Perl for Text Processing: Still Useful After All These Years
Every few years someone declares Perl dead. And every few weeks I write another Perl one-liner to process text files that would take ten lines in Python. The language has aged, certainly, but for specific tasks it remains unmatched.
The One-Liner Advantage
Perl's command-line mode with the -n, -p, -a, and -e flags turns it into a surgical text-processing tool. Extracting the third column from a tab-separated file, filtering lines matching a pattern, and reformatting the output can happen in a single command. The equivalent Python script requires importing modules, opening files, and writing loops.
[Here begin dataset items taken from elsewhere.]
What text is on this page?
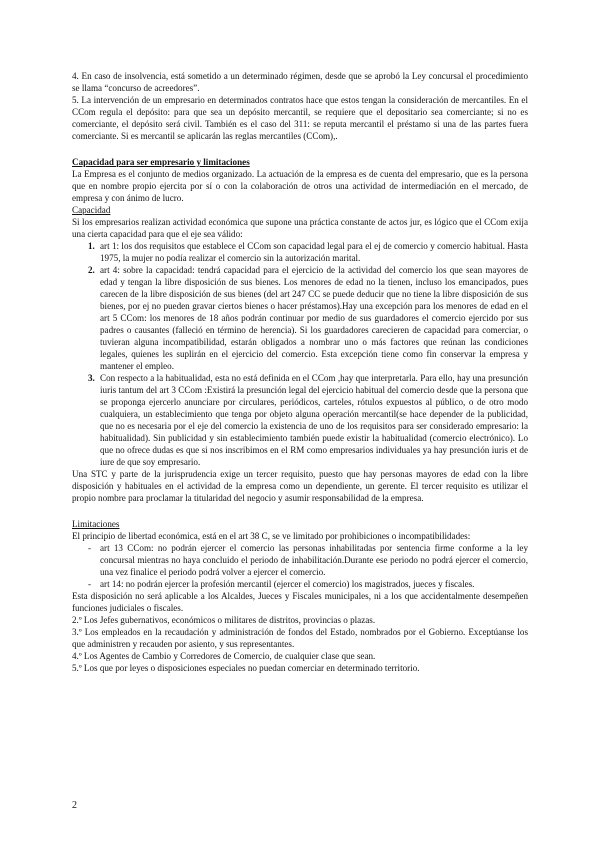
4. En caso de insolvencia, está sometido a un determinado régimen, desde que se aprobó la Ley concursal el procedimiento se llama “concurso de acreedores”.

5. La intervención de un empresario en determinados contratos hace que estos tengan la consideración de mercantiles. En el CCom regula el depósito: para que sea un depósito mercantil, se requiere que el depositario sea comerciante; si no es comerciante, el depósito será civil. También es el caso del 311: se reputa mercantil el préstamo si una de las partes fuera comerciante. Si es mercantil se aplicarán las reglas mercantiles (CCom),.

Capacidad para ser empresario y limitaciones

La Empresa es el conjunto de medios organizado. La actuación de la empresa es de cuenta del empresario, que es la persona que en nombre propio ejercita por sí o con la colaboración de otros una actividad de intermediación en el mercado, de empresa y con ánimo de lucro.

Capacidad

Si los empresarios realizan actividad económica que supone una práctica constante de actos jur, es lógico que el CCom exija una cierta capacidad para que el eje sea válido:

1. art 1: los dos requisitos que establece el CCom son capacidad legal para el ej de comercio y comercio habitual. Hasta 1975, la mujer no podía realizar el comercio sin la autorización marital.
2. art 4: sobre la capacidad: tendrá capacidad para el ejercicio de la actividad del comercio los que sean mayores de edad y tengan la libre disposición de sus bienes. Los menores de edad no la tienen, incluso los emancipados, pues carecen de la libre disposición de sus bienes (del art 247 CC se puede deducir que no tiene la libre disposición de sus bienes, por ej no pueden gravar ciertos bienes o hacer préstamos).Hay una excepción para los menores de edad en el art 5 CCom: los menores de 18 años podrán continuar por medio de sus guardadores el comercio ejercido por sus padres o causantes (falleció en término de herencia). Si los guardadores carecieren de capacidad para comerciar, o tuvieran alguna incompatibilidad, estarán obligados a nombrar uno o más factores que reúnan las condiciones legales, quienes les suplirán en el ejercicio del comercio. Esta excepción tiene como fin conservar la empresa y mantener el empleo.
3. Con respecto a la habitualidad, esta no está definida en el CCom ,hay que interpretarla. Para ello, hay una presunción iuris tantum del art 3 CCom :Existirá la presunción legal del ejercicio habitual del comercio desde que la persona que se proponga ejercerlo anunciare por circulares, periódicos, carteles, rótulos expuestos al público, o de otro modo cualquiera, un establecimiento que tenga por objeto alguna operación mercantil(se hace depender de la publicidad, que no es necesaria por el eje del comercio la existencia de uno de los requisitos para ser considerado empresario: la habitualidad). Sin publicidad y sin establecimiento también puede existir la habitualidad (comercio electrónico). Lo que no ofrece dudas es que si nos inscribimos en el RM como empresarios individuales ya hay presunción iuris et de iure de que soy empresario.

Una STC y parte de la jurisprudencia exige un tercer requisito, puesto que hay personas mayores de edad con la libre disposición y habituales en el actividad de la empresa como un dependiente, un gerente. El tercer requisito es utilizar el propio nombre para proclamar la titularidad del negocio y asumir responsabilidad de la empresa.

Limitaciones

El principio de libertad económica, está en el art 38 C, se ve limitado por prohibiciones o incompatibilidades:

- art 13 CCom: no podrán ejercer el comercio las personas inhabilitadas por sentencia firme conforme a la ley concursal mientras no haya concluido el periodo de inhabilitación.Durante ese periodo no podrá ejercer el comercio, una vez finalice el periodo podrá volver a ejercer el comercio.
- art 14: no podrán ejercer la profesión mercantil (ejercer el comercio) los magistrados, jueces y fiscales.

Esta disposición no será aplicable a los Alcaldes, Jueces y Fiscales municipales, ni a los que accidentalmente desempeñen funciones judiciales o fiscales.

2.º Los Jefes gubernativos, económicos o militares de distritos, provincias o plazas.

3.º Los empleados en la recaudación y administración de fondos del Estado, nombrados por el Gobierno. Exceptúanse los que administren y recauden por asiento, y sus representantes.

4.º Los Agentes de Cambio y Corredores de Comercio, de cualquier clase que sean.

5.º Los que por leyes o disposiciones especiales no puedan comerciar en determinado territorio.

2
Regular expressions are first-class citizens in Perl. They are part of the syntax, not bolted on through a library. Pattern matching, substitution, and capture groups flow naturally. For anyone who thinks in regular expressions, Perl is the most direct translation of thought to code.
Where I Still Use It
Log file processing is the primary use case. Web server logs, application logs, and system logs all benefit from Perl's line-by-line processing model. I have a collection of scripts that extract error patterns, count frequencies, and generate summary reports. They run in cron jobs and have been doing so reliably for years.
Data cleaning before analysis is another common task. CSV files with inconsistent quoting, mixed encodings, and embedded newlines are Perl territory. The Text::CSV module handles edge cases that break simpler parsers.
The Modern Perl Ecosystem
CPAN still works. Modules are still maintained. Perl 5.38 added new features like the try/catch syntax and improved Unicode handling. The language evolves slowly, which is a feature when your scripts need to run for a decade. You may also find dog-friendly travel spots in France helpful.
Mojolicious is a surprisingly good web framework if you need one. DBIx::Class remains the best ORM I have used in any language. And Perl's testing culture, with Test::More and prove, predates and influenced testing practices in other languages.
When Not to Use Perl
New projects with teams should use Python or whatever the team knows. Perl's flexibility is a liability in collaborative environments. The language offers too many ways to do the same thing, and code style varies wildly between programmers.
Machine learning and modern data science have no meaningful Perl ecosystem. Do not try. Use Python or R for those tasks and call Perl for the preprocessing step.
The Perl routines are still ugly text-processing scripts. But they work, and they will keep working long after the next trendy language arrives.